Effect of Na?K-ATPase inhibition on hydrogen ion and potassium secretion

The purpose of the present study was to examine whether in vivo inhibition of renal Na–K-ATPase affects renal H⁺ and potassium (K) secretion. Infusion of digoxin, furosemide, or ethacrynic acid into one renal artery of HCO₃ loaded dogs caused similar increases in urine flow, fractional Na and Cl excretion, and fractional water excretion. Glomerular filtration rate and urinary HCO₃ concentration fell comparably in all experiments. Maximal HCO₃ reabsorption was not depressed by any of the drugs infused, however only digoxin inhibited renal Na–K-ATPase activity. Furthermore, unilateral digoxin infusion resulted in a marked depression in the urine to bloodpCO₂ gradient (U-BpCO₂) and prevented the rise in fractional K excretion secondary to HCO₃ infusion observed in the contralateral control kidney.
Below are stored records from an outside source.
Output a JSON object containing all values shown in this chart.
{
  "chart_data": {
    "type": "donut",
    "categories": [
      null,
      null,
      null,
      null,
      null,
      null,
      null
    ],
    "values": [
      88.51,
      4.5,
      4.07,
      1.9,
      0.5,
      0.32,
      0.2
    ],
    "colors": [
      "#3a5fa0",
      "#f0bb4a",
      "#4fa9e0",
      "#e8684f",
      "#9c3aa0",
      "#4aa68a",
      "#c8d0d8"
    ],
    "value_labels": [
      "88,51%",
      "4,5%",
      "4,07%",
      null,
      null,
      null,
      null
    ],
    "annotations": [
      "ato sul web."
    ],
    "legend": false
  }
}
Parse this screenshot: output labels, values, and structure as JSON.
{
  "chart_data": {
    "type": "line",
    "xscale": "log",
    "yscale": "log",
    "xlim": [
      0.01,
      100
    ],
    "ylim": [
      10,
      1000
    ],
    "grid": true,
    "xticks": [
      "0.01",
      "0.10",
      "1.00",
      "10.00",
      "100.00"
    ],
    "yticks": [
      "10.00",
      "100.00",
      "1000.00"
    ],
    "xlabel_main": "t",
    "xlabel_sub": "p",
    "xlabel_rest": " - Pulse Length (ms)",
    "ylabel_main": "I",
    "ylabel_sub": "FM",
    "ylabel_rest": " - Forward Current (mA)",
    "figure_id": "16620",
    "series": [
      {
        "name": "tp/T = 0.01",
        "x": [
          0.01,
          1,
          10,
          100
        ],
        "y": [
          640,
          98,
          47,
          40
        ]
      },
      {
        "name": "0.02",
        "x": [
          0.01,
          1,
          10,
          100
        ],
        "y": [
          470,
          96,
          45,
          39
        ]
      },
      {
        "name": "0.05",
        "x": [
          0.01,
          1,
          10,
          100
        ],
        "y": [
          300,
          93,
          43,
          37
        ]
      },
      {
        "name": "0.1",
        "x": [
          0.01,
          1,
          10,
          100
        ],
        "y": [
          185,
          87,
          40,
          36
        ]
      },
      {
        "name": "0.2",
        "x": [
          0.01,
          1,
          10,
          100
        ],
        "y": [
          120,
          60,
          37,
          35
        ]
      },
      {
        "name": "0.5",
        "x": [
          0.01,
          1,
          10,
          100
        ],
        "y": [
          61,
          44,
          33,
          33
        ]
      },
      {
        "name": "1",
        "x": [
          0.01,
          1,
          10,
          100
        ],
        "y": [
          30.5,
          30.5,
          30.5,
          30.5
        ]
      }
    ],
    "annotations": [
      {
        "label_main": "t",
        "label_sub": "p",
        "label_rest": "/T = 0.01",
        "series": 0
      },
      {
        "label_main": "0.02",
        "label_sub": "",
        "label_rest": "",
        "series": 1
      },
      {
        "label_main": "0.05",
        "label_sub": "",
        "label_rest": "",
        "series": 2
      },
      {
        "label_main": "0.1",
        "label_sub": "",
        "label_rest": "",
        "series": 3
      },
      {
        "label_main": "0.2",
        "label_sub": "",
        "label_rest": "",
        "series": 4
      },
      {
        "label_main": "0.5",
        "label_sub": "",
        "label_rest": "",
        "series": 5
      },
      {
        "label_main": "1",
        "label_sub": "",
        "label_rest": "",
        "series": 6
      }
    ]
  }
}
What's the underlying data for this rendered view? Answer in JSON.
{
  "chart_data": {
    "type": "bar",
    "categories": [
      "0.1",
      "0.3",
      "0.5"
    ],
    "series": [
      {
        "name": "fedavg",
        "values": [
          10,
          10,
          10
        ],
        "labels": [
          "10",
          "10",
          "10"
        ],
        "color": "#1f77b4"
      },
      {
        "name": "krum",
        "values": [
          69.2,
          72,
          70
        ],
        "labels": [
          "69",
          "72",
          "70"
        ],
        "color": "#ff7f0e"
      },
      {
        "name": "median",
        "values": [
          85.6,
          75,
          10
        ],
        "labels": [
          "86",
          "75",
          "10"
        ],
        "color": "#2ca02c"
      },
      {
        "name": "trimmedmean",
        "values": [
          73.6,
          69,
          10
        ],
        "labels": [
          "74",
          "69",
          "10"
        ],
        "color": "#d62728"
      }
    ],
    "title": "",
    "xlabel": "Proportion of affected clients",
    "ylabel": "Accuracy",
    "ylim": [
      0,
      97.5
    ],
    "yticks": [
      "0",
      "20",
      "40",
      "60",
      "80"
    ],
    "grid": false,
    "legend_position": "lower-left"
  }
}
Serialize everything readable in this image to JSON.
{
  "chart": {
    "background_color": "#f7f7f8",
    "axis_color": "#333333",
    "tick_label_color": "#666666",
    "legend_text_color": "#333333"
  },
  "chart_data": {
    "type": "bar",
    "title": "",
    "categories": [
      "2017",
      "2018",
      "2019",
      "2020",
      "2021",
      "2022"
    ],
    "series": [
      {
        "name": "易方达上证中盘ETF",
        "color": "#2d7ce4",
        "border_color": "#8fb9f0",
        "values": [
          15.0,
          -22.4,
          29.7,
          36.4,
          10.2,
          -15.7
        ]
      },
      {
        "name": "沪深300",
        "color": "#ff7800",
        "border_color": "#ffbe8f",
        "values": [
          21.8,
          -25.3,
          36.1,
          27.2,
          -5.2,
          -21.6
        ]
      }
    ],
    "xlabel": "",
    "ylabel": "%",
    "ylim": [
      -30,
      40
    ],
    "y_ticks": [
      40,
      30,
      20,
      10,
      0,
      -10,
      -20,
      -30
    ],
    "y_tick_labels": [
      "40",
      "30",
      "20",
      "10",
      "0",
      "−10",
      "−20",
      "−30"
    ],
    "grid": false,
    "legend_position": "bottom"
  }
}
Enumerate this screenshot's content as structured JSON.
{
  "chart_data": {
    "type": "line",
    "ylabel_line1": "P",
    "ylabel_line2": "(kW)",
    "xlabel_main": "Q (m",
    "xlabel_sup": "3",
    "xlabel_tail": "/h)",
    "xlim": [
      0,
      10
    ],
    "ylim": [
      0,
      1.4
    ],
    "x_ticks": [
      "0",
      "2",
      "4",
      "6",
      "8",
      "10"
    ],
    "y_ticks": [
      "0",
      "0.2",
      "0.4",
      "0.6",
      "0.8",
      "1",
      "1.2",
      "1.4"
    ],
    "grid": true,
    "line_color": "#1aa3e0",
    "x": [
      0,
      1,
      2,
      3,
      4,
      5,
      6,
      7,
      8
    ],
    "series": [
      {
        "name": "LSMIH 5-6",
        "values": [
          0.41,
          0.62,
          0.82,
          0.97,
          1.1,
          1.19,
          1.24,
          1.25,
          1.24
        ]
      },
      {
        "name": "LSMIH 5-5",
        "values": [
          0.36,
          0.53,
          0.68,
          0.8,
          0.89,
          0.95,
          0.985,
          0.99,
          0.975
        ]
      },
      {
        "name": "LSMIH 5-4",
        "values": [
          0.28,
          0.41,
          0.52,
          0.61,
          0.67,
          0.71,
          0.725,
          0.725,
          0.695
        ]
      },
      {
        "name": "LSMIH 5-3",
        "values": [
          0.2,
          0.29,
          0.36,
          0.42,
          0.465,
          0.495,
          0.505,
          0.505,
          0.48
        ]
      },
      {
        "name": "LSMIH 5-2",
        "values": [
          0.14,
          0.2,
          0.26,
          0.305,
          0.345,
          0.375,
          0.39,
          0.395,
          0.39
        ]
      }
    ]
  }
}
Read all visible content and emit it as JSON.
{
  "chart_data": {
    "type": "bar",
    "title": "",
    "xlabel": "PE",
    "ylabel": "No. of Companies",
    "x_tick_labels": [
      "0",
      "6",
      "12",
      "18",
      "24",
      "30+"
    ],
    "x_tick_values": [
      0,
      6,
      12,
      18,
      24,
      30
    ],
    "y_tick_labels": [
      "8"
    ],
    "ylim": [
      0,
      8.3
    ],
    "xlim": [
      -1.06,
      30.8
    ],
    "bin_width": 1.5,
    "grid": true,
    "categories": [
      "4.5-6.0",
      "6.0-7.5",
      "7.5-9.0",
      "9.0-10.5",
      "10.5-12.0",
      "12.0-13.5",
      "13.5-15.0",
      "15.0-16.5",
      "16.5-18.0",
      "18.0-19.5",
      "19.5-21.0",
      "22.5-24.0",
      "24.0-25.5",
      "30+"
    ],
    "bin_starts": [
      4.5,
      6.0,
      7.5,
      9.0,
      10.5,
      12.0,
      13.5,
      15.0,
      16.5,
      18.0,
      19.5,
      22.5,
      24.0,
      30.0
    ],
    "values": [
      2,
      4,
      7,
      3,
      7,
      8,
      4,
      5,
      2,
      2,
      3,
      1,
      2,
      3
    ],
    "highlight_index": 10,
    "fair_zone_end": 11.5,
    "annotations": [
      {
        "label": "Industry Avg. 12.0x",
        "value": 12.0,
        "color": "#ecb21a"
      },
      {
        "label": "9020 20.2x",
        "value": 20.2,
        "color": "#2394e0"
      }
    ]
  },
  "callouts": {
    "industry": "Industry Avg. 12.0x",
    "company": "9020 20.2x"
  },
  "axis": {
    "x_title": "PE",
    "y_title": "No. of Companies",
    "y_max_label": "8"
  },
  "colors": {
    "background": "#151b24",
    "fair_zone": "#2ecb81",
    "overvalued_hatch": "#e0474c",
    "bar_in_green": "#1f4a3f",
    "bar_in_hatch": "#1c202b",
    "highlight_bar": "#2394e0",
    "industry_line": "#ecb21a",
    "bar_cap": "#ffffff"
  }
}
At all urinary HCO₃ concentrations, U-BpCO₂ was significantly higher in urine obtained from furosemide or ethacrynic acid infused kidneys than in urine obtained from digoxin infused kidneys. In addition, furosemide or ethacrynic acid administration markedly enhanced fractional K excretion in both kidneys. The systemic infusion of tris(hydroxymethyl)aminomethane (THAM; pK 8.0) failed to return U-BpCO₂ in the digoxin infused experimental kidneys to control levels, whereas THAM caused a marked rise in U-BpCO₂ in the control kidney. These data demonstrate that the in vivo inhibition of renal Na–K-ATPase by digoxin causes a defect in the secretion of both H⁺ and K. This defect likely results from the dissipation of the Na dependent lumen negative potential difference (PD) by digoxin, since a lumen negative PD favors both H⁺ and K secretion in the collecting duct. Furthermore, these data do not support the notion that furosemide or ethacrynic acid affect tubular transport through the inhibition of renal Na–K-ATPase activity.